Among those attending was Eileen Libby, who said that initially, she and many of her neighbors had been opposed to having the race in the city, as many streets were closed to residents over the weekend. Watching the race, though, she found herself caught up in the excitement. Plus, she said, “I’m always in favor of Jewish get-togethers, to have the Jewishness in common, along with kosher food and a l’chaim. I’m in favor of that,” she said.
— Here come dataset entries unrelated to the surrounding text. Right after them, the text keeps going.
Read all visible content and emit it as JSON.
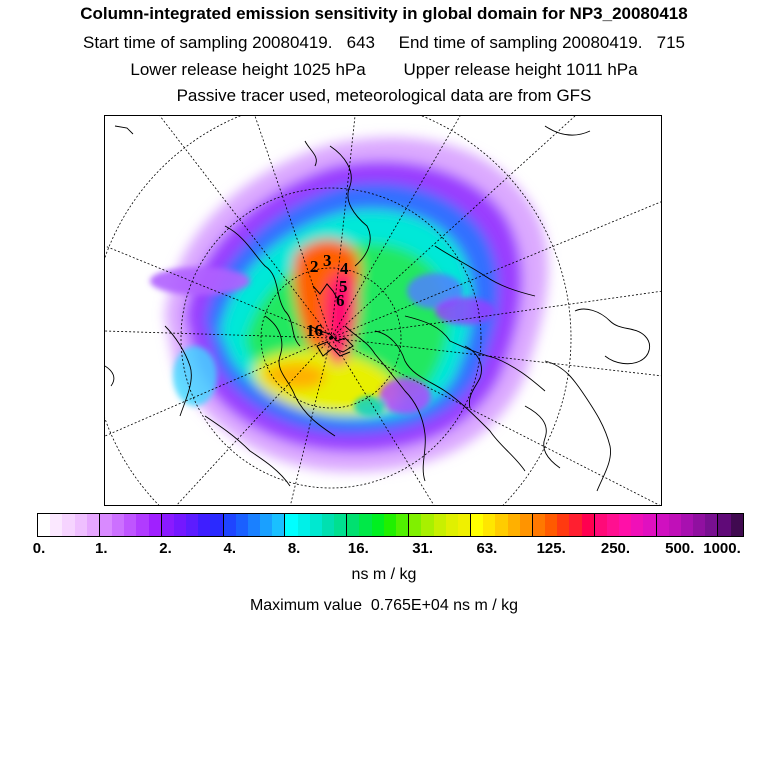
{
  "title": "Column-integrated emission sensitivity in global domain for NP3_20080418",
  "sampling_line": "Start time of sampling 20080419.   643     End time of sampling 20080419.   715",
  "release_line": "Lower release height 1025 hPa        Upper release height 1011 hPa",
  "tracer_line": "Passive tracer used, meteorological data are from GFS",
  "release_labels": [
    "2",
    "3",
    "4",
    "5",
    "6",
    "16"
  ],
  "colorbar": {
    "tick_labels": [
      "0.",
      "1.",
      "2.",
      "4.",
      "8.",
      "16.",
      "31.",
      "63.",
      "125.",
      "250.",
      "500.",
      "1000."
    ],
    "units": "ns m / kg",
    "colors": [
      "#ffffff",
      "#fbe8ff",
      "#f6d4ff",
      "#efbfff",
      "#e6a6ff",
      "#d98aff",
      "#cc70ff",
      "#bf55ff",
      "#b13bff",
      "#a020ff",
      "#8a1aff",
      "#7418ff",
      "#5c1cff",
      "#3f1eff",
      "#2a2aff",
      "#1f45ff",
      "#1a60ff",
      "#1a80ff",
      "#1aa0ff",
      "#1ac0ff",
      "#00ffff",
      "#00f0e8",
      "#00e8d0",
      "#00e0b0",
      "#00e090",
      "#00e070",
      "#00e848",
      "#00f020",
      "#20f000",
      "#50f000",
      "#80f000",
      "#a8f000",
      "#c8f000",
      "#e0f000",
      "#f0f000",
      "#ffff00",
      "#ffe600",
      "#ffcc00",
      "#ffb000",
      "#ff9400",
      "#ff7800",
      "#ff5a00",
      "#ff3a10",
      "#ff1f30",
      "#ff0050",
      "#ff0a78",
      "#ff1090",
      "#ff10a8",
      "#f010b8",
      "#e010c0",
      "#d010c0",
      "#c010b8",
      "#a810b0",
      "#9010a0",
      "#781090",
      "#600a78",
      "#400a50"
    ]
  },
  "max_value_line": "Maximum value  0.765E+04 ns m / kg"
}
Plus, there were the great views of most of the race course from high above the city.
Sunday was the first time that NASCAR (The National Association for Stock Car Auto Racing), an American auto racing sanctioning and operating company best known for its stock-car races, held a national race on city streets in the United States, so the Gershons’ opened their home for an event they called “NASCAR Watch Party and the Kabbalah of Cars.” The program also included tefillin for the men and a Zoom discussion with two Jewish reporters who cover NASCAR.
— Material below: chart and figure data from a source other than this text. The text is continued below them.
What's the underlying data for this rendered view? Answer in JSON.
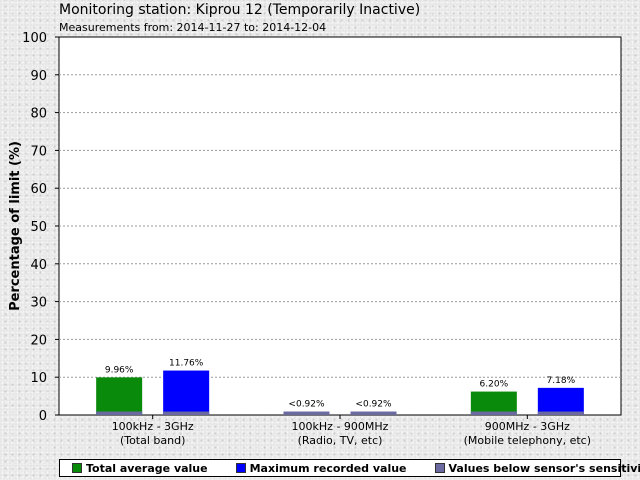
{
  "header": {
    "title": "Monitoring station: Kiprou 12 (Temporarily Inactive)",
    "subtitle": "Measurements from: 2014-11-27 to: 2014-12-04"
  },
  "chart_data": {
    "type": "bar",
    "ylabel": "Percentage of limit (%)",
    "ylim": [
      0,
      100
    ],
    "yticks": [
      0,
      10,
      20,
      30,
      40,
      50,
      60,
      70,
      80,
      90,
      100
    ],
    "grid": true,
    "categories": [
      {
        "line1": "100kHz - 3GHz",
        "line2": "(Total band)"
      },
      {
        "line1": "100kHz - 900MHz",
        "line2": "(Radio, TV, etc)"
      },
      {
        "line1": "900MHz - 3GHz",
        "line2": "(Mobile telephony, etc)"
      }
    ],
    "series": [
      {
        "name": "Total average value",
        "color": "#0a8a0a",
        "values": [
          9.96,
          0.92,
          6.2
        ],
        "labels": [
          "9.96%",
          "<0.92%",
          "6.20%"
        ],
        "below_sensitivity": [
          false,
          true,
          false
        ]
      },
      {
        "name": "Maximum recorded value",
        "color": "#0000ff",
        "values": [
          11.76,
          0.92,
          7.18
        ],
        "labels": [
          "11.76%",
          "<0.92%",
          "7.18%"
        ],
        "below_sensitivity": [
          false,
          true,
          false
        ]
      }
    ],
    "sensitivity": {
      "name": "Values below sensor's sensitivity",
      "color": "#6a6aa0",
      "value": 0.92
    },
    "legend_position": "bottom"
  }
}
Seth Eggert, a staff writer for Kickin’ the Tires website, and Lewis Franck, a motorsports contributor for Reuters, talked about Jewish involvement in NASCAR, acknowledging that historically, some fans have held antisemitic views. Yet today, they said, the president of a major racing group is Jewish, and there are a number of Jewish NASCAR drivers, including Israeli Alon Day, who participated in the competition’s Euro series.
As the race was underway, the rabbi shared a thought about the connection between cars and people. “A car is but a vehicle for transport, controlled by its driver. Our bodies are vehicles for action and momentum,” he said, asking, “Who sits in our driver’s seat?”
For Bonnie McGrath, who lives in the neighborhood and whose 96-year-old mother is a “huge” NASCAR fan, it was a chance to experience the racing for herself.
“My mother was enormously involved in NASCAR when she was younger; she knew all the drivers, but I never knew any other Jewish people who were into that,” she said, adding that she was pleasantly surprised to learn about other Jews who loved NASCAR as much as her mother.
But, she said, it wasn’t just the race that drew her to the watch party.
“Anything the rabbi invites us to we go to,” McGrath said. “I love that he is bringing the Jews of the neighborhood together. Some of us aren’t religious, but as I’ve grown older, I’m very defensive of my Jewish heritage. Other ethnic groups are so proud of their heritage and tout it everywhere, and I thought I’m going to do that as well.”